The Navel of the World – Cusco

Cusco – May 21st to May 24th

Our group moved back up to Cusco and after only a few days together we were splitting up again – this time into hikers and non-hikers. Originally the group of hikers was supposed to be Tim, Ben, Ed, Rocco and Haven, but Rocco’s altitude sickness was so bad he decided it would be better for him to stay in Cusco with the non-hikers. Early on the morning of May 22nd the hikers were picked up from the hotel and taken to the start of the Inca Trail. I’ve had Haven and Ben write up their experiences on the trail in a separate blog post.

So, the non-hikers – Rocco, Dora, Heather & Madeline, had several extra days to enjoy Cusco and visit some of the sites here. The aboriginal name for Cusco was Qusqu. Another fun fact is that the Inca is not the reference for the people, but just one person, the ruler. All the native people were called Quechuan, not Incas. There were 12 Inca rulers before the Spanish conquistadors came to Cusco in 1533.

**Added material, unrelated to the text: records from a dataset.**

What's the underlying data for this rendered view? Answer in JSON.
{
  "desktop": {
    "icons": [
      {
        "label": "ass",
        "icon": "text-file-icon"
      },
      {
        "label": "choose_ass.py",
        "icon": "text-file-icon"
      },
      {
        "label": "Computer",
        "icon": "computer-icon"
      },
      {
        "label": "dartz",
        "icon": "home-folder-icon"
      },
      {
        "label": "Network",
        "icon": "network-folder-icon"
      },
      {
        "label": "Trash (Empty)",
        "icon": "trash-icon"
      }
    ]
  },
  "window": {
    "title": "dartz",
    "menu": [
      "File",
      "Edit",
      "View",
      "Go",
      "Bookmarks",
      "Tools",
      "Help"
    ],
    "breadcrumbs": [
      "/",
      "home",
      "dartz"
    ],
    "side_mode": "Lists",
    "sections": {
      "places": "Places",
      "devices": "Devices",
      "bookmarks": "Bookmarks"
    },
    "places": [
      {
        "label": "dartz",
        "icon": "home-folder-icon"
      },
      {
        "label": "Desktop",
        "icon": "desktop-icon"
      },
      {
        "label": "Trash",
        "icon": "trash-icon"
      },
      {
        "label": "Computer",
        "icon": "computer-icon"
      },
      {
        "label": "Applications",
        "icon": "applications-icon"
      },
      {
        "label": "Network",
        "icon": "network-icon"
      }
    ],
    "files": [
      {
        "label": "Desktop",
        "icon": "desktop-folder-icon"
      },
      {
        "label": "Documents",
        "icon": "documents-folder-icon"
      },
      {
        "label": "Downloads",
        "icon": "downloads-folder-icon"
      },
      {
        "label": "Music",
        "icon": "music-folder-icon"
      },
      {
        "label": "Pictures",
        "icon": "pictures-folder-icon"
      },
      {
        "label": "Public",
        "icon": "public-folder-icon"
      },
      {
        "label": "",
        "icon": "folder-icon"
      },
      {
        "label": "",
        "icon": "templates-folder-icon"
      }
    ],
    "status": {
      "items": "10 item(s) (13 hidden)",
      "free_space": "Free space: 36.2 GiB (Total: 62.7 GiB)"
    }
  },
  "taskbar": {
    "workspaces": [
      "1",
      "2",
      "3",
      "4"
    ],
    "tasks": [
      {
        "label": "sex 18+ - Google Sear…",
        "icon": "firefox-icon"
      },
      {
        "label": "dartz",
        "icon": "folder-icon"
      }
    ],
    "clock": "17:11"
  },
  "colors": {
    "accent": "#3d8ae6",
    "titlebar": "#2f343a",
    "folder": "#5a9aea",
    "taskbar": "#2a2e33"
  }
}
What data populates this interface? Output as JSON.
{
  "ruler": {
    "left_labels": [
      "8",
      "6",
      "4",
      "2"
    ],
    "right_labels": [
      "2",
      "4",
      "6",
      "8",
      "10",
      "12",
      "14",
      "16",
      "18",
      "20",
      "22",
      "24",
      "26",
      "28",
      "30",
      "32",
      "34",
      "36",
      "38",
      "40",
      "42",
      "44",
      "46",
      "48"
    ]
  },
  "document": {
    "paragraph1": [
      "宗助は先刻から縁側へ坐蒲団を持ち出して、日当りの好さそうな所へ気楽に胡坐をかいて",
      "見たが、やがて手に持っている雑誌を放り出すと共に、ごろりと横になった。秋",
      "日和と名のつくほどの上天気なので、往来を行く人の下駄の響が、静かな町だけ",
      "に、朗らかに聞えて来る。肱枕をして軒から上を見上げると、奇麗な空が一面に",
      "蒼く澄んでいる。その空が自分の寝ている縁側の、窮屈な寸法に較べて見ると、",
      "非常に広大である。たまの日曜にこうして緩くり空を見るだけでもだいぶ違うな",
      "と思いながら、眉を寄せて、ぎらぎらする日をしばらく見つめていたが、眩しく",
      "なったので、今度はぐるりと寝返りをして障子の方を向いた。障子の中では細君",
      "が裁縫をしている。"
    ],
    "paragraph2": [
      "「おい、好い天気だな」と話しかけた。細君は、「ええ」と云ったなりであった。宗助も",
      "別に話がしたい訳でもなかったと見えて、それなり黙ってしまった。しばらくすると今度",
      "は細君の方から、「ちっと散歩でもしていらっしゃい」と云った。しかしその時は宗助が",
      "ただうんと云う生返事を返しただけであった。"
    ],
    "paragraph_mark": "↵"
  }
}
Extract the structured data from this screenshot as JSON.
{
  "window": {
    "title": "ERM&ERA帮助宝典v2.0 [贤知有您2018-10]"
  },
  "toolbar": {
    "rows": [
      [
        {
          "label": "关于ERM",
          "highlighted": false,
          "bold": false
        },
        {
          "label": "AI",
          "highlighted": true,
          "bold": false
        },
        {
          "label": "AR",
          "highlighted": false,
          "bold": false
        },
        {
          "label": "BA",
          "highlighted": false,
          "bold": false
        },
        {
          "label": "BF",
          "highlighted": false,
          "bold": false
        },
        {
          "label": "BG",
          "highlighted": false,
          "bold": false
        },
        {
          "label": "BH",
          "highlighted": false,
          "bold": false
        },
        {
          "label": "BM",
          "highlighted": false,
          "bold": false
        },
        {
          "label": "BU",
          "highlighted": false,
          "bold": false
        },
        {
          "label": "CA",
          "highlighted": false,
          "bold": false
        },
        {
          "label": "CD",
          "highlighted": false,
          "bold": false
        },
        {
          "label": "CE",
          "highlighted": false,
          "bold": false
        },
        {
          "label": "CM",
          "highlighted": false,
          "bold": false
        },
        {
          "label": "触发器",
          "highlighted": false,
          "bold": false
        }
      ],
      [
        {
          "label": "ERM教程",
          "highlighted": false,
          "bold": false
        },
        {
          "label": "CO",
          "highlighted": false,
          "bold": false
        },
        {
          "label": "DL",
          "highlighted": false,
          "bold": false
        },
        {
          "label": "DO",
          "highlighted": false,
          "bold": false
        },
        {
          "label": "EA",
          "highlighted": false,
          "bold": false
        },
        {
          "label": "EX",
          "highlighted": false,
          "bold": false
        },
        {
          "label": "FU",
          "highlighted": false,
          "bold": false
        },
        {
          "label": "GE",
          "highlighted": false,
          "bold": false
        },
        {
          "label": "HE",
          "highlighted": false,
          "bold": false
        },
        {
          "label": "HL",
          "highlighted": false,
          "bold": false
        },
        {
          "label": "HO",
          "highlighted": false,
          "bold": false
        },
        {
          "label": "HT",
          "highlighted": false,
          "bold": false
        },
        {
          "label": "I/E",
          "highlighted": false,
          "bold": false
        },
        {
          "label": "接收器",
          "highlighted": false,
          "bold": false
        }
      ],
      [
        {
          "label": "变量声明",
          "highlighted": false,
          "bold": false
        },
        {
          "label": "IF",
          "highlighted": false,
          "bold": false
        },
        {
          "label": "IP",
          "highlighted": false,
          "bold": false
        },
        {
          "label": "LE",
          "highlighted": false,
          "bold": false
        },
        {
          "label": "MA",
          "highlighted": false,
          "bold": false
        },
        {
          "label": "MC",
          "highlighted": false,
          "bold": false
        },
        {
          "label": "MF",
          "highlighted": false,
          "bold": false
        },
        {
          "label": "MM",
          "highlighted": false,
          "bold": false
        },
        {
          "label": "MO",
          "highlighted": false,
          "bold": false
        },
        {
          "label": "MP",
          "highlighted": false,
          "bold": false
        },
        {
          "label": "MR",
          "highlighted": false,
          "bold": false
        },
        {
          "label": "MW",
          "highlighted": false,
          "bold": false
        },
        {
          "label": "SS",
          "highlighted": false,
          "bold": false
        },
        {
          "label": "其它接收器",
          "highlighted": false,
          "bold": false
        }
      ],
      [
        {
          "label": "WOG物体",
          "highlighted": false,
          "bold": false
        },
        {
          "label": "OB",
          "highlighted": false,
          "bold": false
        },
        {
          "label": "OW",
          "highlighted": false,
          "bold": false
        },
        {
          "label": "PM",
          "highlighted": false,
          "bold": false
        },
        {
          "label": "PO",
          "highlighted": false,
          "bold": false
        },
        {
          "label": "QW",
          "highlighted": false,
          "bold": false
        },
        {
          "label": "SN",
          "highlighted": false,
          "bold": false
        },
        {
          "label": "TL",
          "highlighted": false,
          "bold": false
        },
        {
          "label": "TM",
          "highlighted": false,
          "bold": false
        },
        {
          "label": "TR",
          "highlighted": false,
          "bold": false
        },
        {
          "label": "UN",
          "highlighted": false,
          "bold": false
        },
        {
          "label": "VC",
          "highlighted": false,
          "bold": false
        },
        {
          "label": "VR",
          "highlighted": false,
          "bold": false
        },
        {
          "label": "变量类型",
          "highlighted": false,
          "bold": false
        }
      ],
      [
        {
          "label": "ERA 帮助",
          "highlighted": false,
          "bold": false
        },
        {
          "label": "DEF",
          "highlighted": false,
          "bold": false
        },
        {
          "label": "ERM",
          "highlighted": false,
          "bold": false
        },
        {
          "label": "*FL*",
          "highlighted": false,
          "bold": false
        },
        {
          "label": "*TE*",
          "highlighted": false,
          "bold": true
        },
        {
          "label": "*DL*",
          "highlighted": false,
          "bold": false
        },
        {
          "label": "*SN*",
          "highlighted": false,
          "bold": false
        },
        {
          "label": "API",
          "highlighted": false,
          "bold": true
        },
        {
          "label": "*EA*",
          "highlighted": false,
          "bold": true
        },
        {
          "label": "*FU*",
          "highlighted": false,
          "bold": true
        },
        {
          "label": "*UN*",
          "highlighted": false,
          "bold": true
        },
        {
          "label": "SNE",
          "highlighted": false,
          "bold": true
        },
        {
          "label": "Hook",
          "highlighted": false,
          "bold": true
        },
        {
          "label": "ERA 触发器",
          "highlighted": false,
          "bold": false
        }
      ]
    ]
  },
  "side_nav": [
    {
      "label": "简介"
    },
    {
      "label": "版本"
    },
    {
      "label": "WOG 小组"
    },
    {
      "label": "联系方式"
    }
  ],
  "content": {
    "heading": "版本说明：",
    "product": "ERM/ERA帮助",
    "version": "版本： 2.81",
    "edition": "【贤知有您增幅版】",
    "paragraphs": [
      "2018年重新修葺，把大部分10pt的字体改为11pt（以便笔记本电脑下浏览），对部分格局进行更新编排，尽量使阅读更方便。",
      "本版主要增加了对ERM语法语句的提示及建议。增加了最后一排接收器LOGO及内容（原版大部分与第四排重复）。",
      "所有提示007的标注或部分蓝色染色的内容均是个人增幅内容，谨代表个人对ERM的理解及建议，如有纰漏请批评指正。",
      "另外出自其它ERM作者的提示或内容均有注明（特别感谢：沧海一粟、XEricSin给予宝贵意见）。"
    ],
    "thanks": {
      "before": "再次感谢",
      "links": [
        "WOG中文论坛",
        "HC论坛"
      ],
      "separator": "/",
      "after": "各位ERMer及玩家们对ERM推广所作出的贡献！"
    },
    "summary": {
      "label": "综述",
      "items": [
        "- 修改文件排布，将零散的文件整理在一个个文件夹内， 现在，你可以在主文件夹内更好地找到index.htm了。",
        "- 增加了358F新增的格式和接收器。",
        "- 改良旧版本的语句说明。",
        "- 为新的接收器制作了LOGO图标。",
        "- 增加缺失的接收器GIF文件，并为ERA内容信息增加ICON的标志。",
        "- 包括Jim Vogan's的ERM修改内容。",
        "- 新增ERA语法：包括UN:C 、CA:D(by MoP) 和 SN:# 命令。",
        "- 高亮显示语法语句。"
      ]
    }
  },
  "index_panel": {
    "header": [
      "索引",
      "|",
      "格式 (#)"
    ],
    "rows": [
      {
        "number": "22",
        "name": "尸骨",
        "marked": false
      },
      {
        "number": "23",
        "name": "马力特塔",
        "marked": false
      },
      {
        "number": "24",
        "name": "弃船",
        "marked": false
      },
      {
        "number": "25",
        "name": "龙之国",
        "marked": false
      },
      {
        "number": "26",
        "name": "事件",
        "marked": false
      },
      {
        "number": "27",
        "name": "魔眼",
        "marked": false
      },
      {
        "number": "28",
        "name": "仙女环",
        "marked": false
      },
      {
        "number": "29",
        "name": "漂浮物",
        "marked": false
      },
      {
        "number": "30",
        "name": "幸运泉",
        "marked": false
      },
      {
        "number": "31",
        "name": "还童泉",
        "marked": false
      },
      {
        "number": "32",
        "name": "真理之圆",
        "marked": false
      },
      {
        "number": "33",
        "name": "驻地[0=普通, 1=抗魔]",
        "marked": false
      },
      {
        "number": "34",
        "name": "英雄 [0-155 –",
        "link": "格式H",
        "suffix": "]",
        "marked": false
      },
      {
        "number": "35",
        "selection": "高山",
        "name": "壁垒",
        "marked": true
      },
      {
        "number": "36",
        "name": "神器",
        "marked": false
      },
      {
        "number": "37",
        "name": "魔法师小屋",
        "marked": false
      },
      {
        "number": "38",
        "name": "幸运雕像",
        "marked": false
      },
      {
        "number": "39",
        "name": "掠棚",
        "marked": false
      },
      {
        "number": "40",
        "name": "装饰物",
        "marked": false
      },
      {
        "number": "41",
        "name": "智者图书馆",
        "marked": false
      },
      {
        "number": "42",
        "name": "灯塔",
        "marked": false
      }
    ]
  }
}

The first stop on our tour of Cusco was Coricancha or the Temple of the Sun. The temple was constructed by the Inca Pachacutec in the 1400’s , but was remade into the Santo Domingo Convent after the Spanish arrived. During the Inca Empire this temple had walls covered in gold and it had life size golden llamas and corn in the courtyard.  (Of course the Spanish took all the gold and melted it down!) The Quechuan people thought that Cusco was the center of the Inca Empire and therefore, called it the “navel of the world”. If you use the Temple of the Sun as the centerpoint and draw straight lines out from it you can track where other Inca temples are located along the lines. There were several interesting modern paintings that showed the directions (NSEW) and lines to various temples. One painting also showed how the Inca viewed the constellations- they looked at the negative space in the milky way not just the stars.

Another location we visited was the Sacsayhuaman fortress, also built in the 15th century by the Incas. This complex was built to protect the Holy City (Cusco) and was made with huge megalithic blocks. (Many of these blocks were later taken to Cusco to make the Cathedral for the Spanish.) The fortress is shaped like a puma head with the large rocks on the wall representing the teeth of the puma. Every year the Inti Raymi Festival, which worships the sun, is held here during the winter solstice. Lastly, we went to a archaeological site called Qengo, where they used the naturaly cold stones is part of the process for making the mummies of the Inca leaders.

We also explored the large downtown square called the Plaza de las Armas. Here we went to one of the most interesting cathedrals I’ve seen on this trip, the Cathedral Basilica of the Assumption of the Virgin (completed after 100 years construction in 1654.) The reason why I found it so interesting was because of all the artistic alterations that were done to make the church more acceptable to the local Quechuan people. I wish we could have taken pictures inside . For example, all of the statues and pictures of the Virgin Mary were actually of the Pachamama, the Goddress of Earth/Mother.  There was a very interesting painting of the last supper altered to show the main food as a guinea pig, with passion fruit, corn and local bread on the side. Also, Judas from the Bible was painted to look like the Spanish conquistador with a bag of gold on his belt.

On Thursay, May 24th, we had to get up 3am (!!Ugh!!) to catch a bus to the train station. We had to leave so early because there was going to be a big transportation strike in Cusco and if we didn’t leave we would be stuck there. We made it out without any problems and were able to reserve a room in a hostel for a few hours to get some extra sleep. We took the Vistadome train to Aguas Calientes, the gateway to Machu Picchu. The train, which should have been mostly full, had lots of open seats. We talked with several passengers that left Cusco later than we did (about 5am) and they said the roads were being blocked with boulders, old car tires and glass. They had to take dirt roads and even walk part of it to make it to the train! So even though we didn’t like getting up that early it turned out to be a good thing we did.